Researchers Offer Guidance to Explain Scientific Impact
4 guidelines provide a framework for evaluating how research informs policy and practice
Researchers, policymakers, funders, and other thought leaders are increasingly interested in understanding the impact of science on policy and practice. But the types, time frames, and measures of scientific impact are diverse and not always well understood.
Scientific impact can be difficult to evaluate because outcomes can play out over long time frames and often take place in complex, dynamic systems. For example, research findings about disparities in health or education may influence health or education policy. However, those effects can take several legislative cycles or administration changes to take root.
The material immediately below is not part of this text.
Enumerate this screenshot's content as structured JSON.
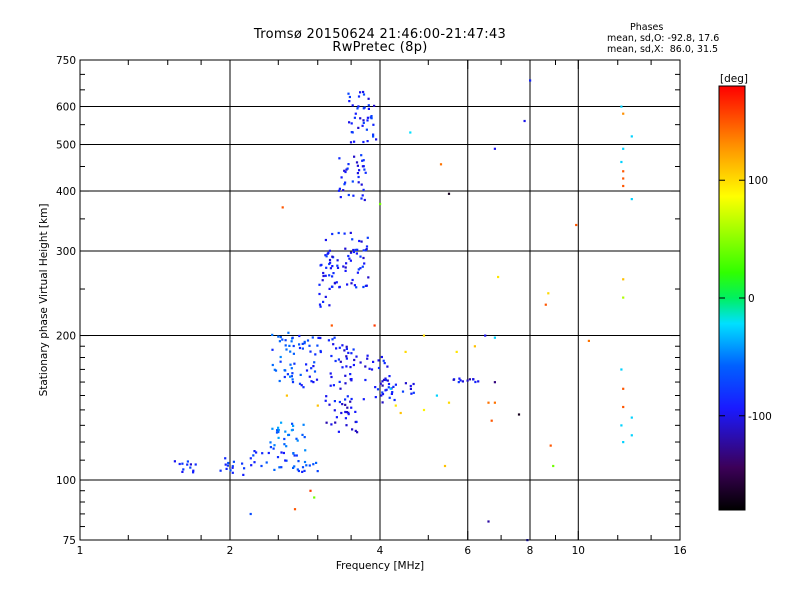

Further, the integration of these findings into policy and practice is often heavily influenced by advocacy efforts, current events, and policy windows, making it hard to tie the effects directly to a specific scientific finding or initiative.
Different disciplines have independently developed research impact frameworks, but it’s unclear how similar or transferrable these frameworks are. To address this gap, The Pew Charitable Trusts supported researchers to review existing frameworks that have been used to steer evaluations of scientific impact in the fields of health, environment, education, climate, and international development. The review reflected a trend toward a more expansive and nuanced conception of research impact, moving far beyond traditional evaluations that rely on publication counts or journal quality.
The researchers detailed four broad recommendations for assessing scientific impact that were included in many of the frameworks they reviewed. We present these as considerations for selecting among approaches, rather than detailed prescriptions for choosing an evaluation framework.
- Start with a clear definition of impact.
- Consider how you measure.
- Track changes that occur during the project.
- Plan for and measure the unexpected.
Start with a clear definition of impact
All evaluations need specific expectations to establish a benchmark against which changes to expected or intended impacts might be compared. Choosing an appropriate definition is critical because policy change may not be a reasonable expectation. Rather, impacts such as changes in attitude, problem framing, or trust may be more likely and may provide more lasting outcomes.
Consider how you measure
Evaluations that use simple rubrics with numerical impact scores can be useful for project managers and large research organizations. However, emphasis on numerical scores can lead participants to game the evaluation system, tailoring research to meet overly simplistic definitions of impact.
Further, narrow quantitative measures can miss important or more subtle consequences of a project. For example, changes in attitude, in the framing of a problem, or in relationships can be important outcomes in themselves, even if they are not the intended impacts. However, these changes are often not captured by frameworks that focus on numerical scores.
Track changes that occur during the project
Research impact frameworks should also assess preconditions for outcomes. For some research projects, the desired outcomes include changes in stakeholders’ attitudes about the feasibility of a specific policy solution. When attitude change is an intended outcome, the impact assessment framework should track related indicators over the course of the project, such as whether participants are asking new or different questions about feasibility.
Plan for and measure the unexpected
Although it is important to be clear about expectations and assumptions at the beginning of a project, evaluations should have some components designed to capture unintended and unexpected outcomes, both positive and negative.
One simple way to account for the unexpected is to include open-ended questions in the evaluation. For example, in addition to rigid rubrics with predefined criteria for assessment, ask: What changed? Who changed? How do you know? These questions can surface outcomes that may uncover critical impacts.
Angela Bednarek is a project director and Ben Miyamoto is a principal associate with The Pew Charitable Trusts’ evidence project.